Estas situações constituíram uma extensão do meu trabalho anterior, em que pretendia encontrar novas formas de estabelecer ligações dentro de uma comunidade alargada. Comecei a estabelecer situações sociais, “activadas” em 2003 enquanto completava o meu Mestrado em Belas Artes no Chelsea College of Art, em Londres, Inglaterra. Estas performances reflectiam sobre a necessidade do contacto humano na sociedade contemporânea e até onde eu conseguia ir para obter esse contacto. Pretendia igualmente testar os limites daquilo que é socialmente aceite. Na peça denominada “Blue Hammer” (apresentada na Transmediale de 2006 em Berlim, Alemanha, e na Nunnery Gallery em Londres, Inglaterra, em 2006) fui a uma loja de ferragens e criei uma “situação activada” fazendo um teste promocional. Pedia aos clientes que me dissessem qual o martelo que preferiam, depois de testarem os martelos em exposição e, no fim, poderiam levar gratuitamente um martelo feito de gesso azul que eu lhes tinha preparado. Este martelo azul funcionava quase como um trocadilho, como uma ferramenta que simboliza um acto de força. Cada vez que eu crio uma nova peça relacional, aprendo algo novo sobre como os outros respondem a situações embaraçosas ou invulgares.
As performances que tiveram lugar em Nodar centravam-se numa transacção ou troca. Nas performances “Split Pea Soup” (“sopa de ervilhas”) criei uma “situação activada” numa loja de conveniência. A partilha da sopa foi usada como um pretexto para a interacção social. À medida que a peça se desenrolava as linhas iam ficando mais ténues e instalava-se a confusão sobre qual o papel que cada um de nós estaria a desempenhar. Nesta ocasião, eu examinava como as nossas necessidades e liberdades individuais são alteradas diariamente à medida que circulamos entre espaços públicos e espaços comerciais. O público é convidado a reavaliar o que julga ser permitido e as ideias pré-concebidas sobre a normalidade.

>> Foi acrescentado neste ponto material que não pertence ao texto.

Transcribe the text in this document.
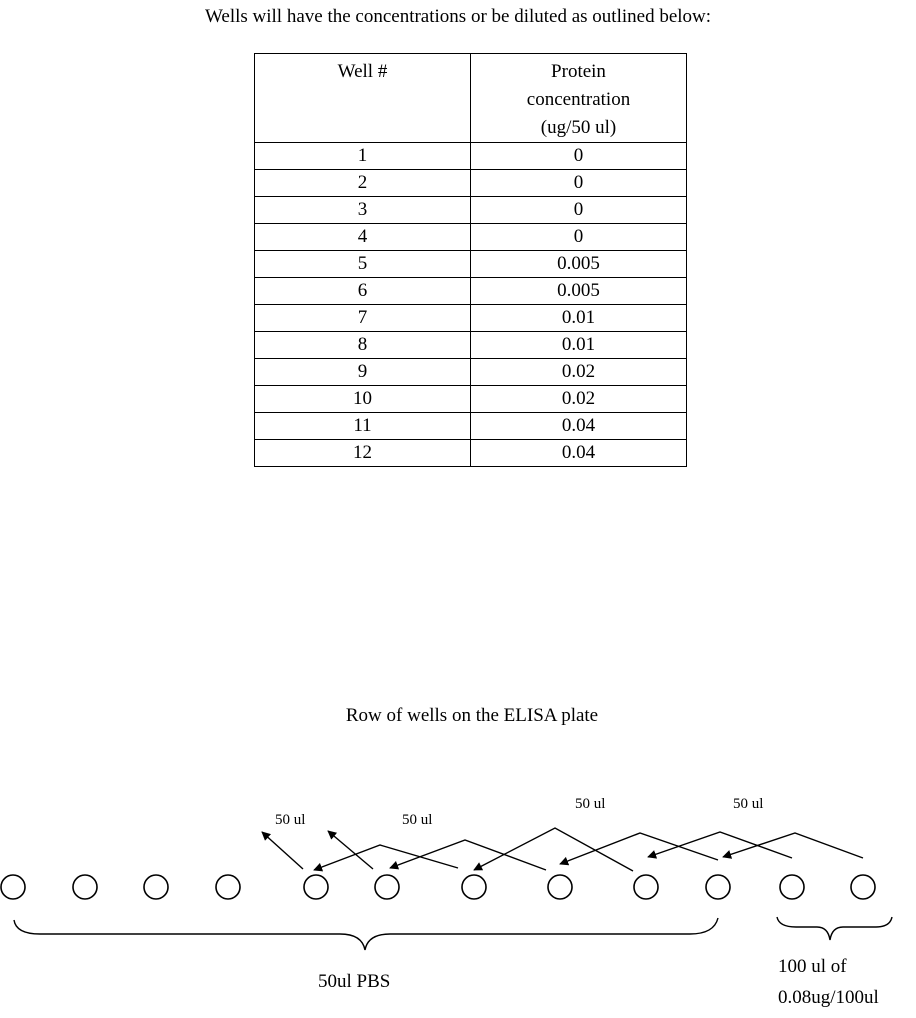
Wells will have the concentrations or be diluted as outlined below:
Well #	Protein
concentration
(ug/50 ul)

1	0
2	0
3	0
4	0
5	0.005
6	0.005
7	0.01
8	0.01
9	0.02
10	0.02
11	0.04
12	0.04
Row of wells on the ELISA plate
50 ul	50 ul
50 ul	50 ul
50ul PBS
100 ul of
0.08ug/100ul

Este trabalho foi apresentado na Anna Leonowens Gallery na NSCAD University, Halifax, Nova Escócia, em Setembro de 2007. Foi exibido em três monitores que formavam um círculo. Os monitores estavam direccionadas para fora, vidados para as paredes da galeria, forçando o espectador a estar “encurralado” contra a parede, para ver um monitor, mas devido ao seu posicionamento o espectador só conseguia visualizar um ecrã de cada vez. Cada monitor tinha um segmento diferente da performance de três horas. Os altifalantes estavam por trás dos monitores e as sobreposições de som faziam com que o espectador fosse atraído para o próximo monitor não conseguindo ver o que estaria a acontecer no monitor actual. A localização dos monitores no espaço da galeria criou de novo uma situação embaraçosa para os espectadores perante a obra e como eles negociavam a sua posição em relação aos monitores.
Suzanne Caines é uma artista profissional formada pelo Chelsea College of Art and Design. O seu trabalho tem-se focado, através de performances em espaços públicos, na manipulação de ficção na realidade, a qual proporciona um questionamento da identidade por parte dos interlocutores. O seu trabalho reflecte também a forma como a memória existe na sociedade contemporânea, como são navegadas estas memórias e como se separa o facto da ficção. Criando novas identidades para si própria, Suzanne Caines consegue alterar a forma como os outros a entendem. Aspectos e interpretações das nossas identidades podem ser reposicionados e redefinidos num contexto pós-moderno. O seu trabalho tem sido apresentado no Canadá e na Grã-Bretanha e mereceu já vários prémios e bolsas, como o do Canada Council Grant em 2005.